Replying to [comment:23 russellm]:
> * I got a test failure running the
admin_util.NestedObjectsTests.test_siblings test (got [0, [2, 1]],
expected [0, [1, 2]]). The problem appears to be that NestedObjects uses a
set to collect objects, which therefore doesn't give a guaranteed result
order. One fix is to use a list instead if a set; the other fix is to
modify the test so it isn't order dependent. I'm fairly certain just using
a list is all that is required - I couldn't see anything obvious that was
relying on the fact that sets were unique or easy to look up.
Right, I'll just use a list. Somehow I thought the set was to prevent
duplicates, but I check for already-seen first, so that's not an issue.
> * I'm not wild about the inner _format_callback function in
get_deleted_objects(). admin_site, perms_needed, and levels_to_root are
all variables from a scope outside the function itself, which is a bit of
a code smell. I'd be much happier if _format_callback was a standalone
function in its own right that took these extra values as kwargs that were
passed in by nested (i.e., nested takes any extra kwargs and passes them
down the the callback)
One man's closure is another's code smell, I guess ;-) Just don't tell the
Lispers & Javascripters. I think the closure style is simpler and more
elegant here than adding **kwargs all over the place, but I'm not tied to
it; I'll use your suggestion instead.
> * The one test case that I can see that is obviously missing is
inheritance. On paper, this is probably caught by deleting OneToOneFields,
but there is enough special handling for inheritance that it's worth
having a specific test case for it (suggestion: SuperVillain subclassing
Villain, create a SuperVillain; what happens if you delete the villain? if
you delete the supervillain?)
I was trying to strike a balance of thoroughly testing the admin
functionality without redundantly testing Model._collect_sub_objects,
which is tested elsewhere; since my code has no special handling for
inheritance I thought this fell into the "redundant" category. But I guess
that same argument could apply to the multiple-fkey tests; I'll add
inheritance tests.
> * The template change makes me mildly nervous. Ideally, I'd prefer that
this change wasn't necessary, as it will break any existing templates in
the field that are constructed against the context that has historically
existed - even if that just means introducing a dummy top-level list entry
so the old template can iterate over a single element.
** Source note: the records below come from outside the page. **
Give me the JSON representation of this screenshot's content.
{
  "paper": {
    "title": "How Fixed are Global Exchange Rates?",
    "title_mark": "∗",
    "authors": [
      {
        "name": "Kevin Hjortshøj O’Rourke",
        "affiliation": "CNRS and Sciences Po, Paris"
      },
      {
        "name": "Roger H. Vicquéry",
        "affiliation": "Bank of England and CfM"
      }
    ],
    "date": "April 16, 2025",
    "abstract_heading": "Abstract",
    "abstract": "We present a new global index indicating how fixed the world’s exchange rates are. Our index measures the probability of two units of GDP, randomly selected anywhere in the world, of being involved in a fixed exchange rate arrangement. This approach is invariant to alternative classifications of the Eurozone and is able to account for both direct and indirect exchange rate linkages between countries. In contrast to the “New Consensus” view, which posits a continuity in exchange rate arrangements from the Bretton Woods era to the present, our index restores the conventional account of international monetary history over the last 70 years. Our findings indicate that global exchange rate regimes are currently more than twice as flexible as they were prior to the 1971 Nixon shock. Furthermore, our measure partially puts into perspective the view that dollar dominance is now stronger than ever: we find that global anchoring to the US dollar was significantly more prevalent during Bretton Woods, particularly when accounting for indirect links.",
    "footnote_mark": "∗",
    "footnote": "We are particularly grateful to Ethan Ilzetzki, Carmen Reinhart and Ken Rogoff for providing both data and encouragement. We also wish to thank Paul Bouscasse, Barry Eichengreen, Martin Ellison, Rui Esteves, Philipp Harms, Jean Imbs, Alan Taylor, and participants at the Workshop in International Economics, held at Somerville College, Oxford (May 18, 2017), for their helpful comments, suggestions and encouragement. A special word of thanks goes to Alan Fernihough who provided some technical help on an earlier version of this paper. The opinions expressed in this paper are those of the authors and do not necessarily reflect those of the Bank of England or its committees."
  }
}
Ok. I'll use a dummy top-level list wrapper to keep the template context
backwards-compatible, but I'll at least fix the template misspelling of
"deletable," since that's internal to the short loop ;)
> * The comments on the add() method for NestedObjects makes a point of
highlighting that the model, pk and parent_model arguments aren't actually
used. I accept that they are completely redundant as they can be derived
from the obj and parent_obj arguments. However, I'm a little nervous
Was there more here that got cut off regarding the nature of your
nervousness? If I do merge CollectedObjects and NestedObjects, I would at
least be tempted to remove redundancy from the .add() API, but this would
require giving CollectedObjects knowledge about model internals
(specifically
model.pk), which currently it avoids. Do you have a clear
preference between the simpler API (object, parent), which requires the
collection class to know it's collecting model instances, vs. the current
redundant API (obj_class, obj_pk, obj, parent_class, parent_pk), where the
redundancy is needed because NestedObjects ultimately needs access to the
full instance?
> * Is there any reason that NestedObjects can't be merged into
CollectedObjects? It seems to me like there is a lot of duplication
between the two classes, and we would be better served by extending
CollectedObjects to provide the nested() functionality rather than have a
second collection class.
These last two issues are a result of me trying to touch django.db.* as
little as possible. I certainly thought of merging CollectedObjects and
NestedObjects; if you like the idea, I'll give it a shot. I'm a little
concerned that the internals look more similar than they actually are, and
the combined code may be more complex and harder to read than the
separated versions; but I'll see how it works out.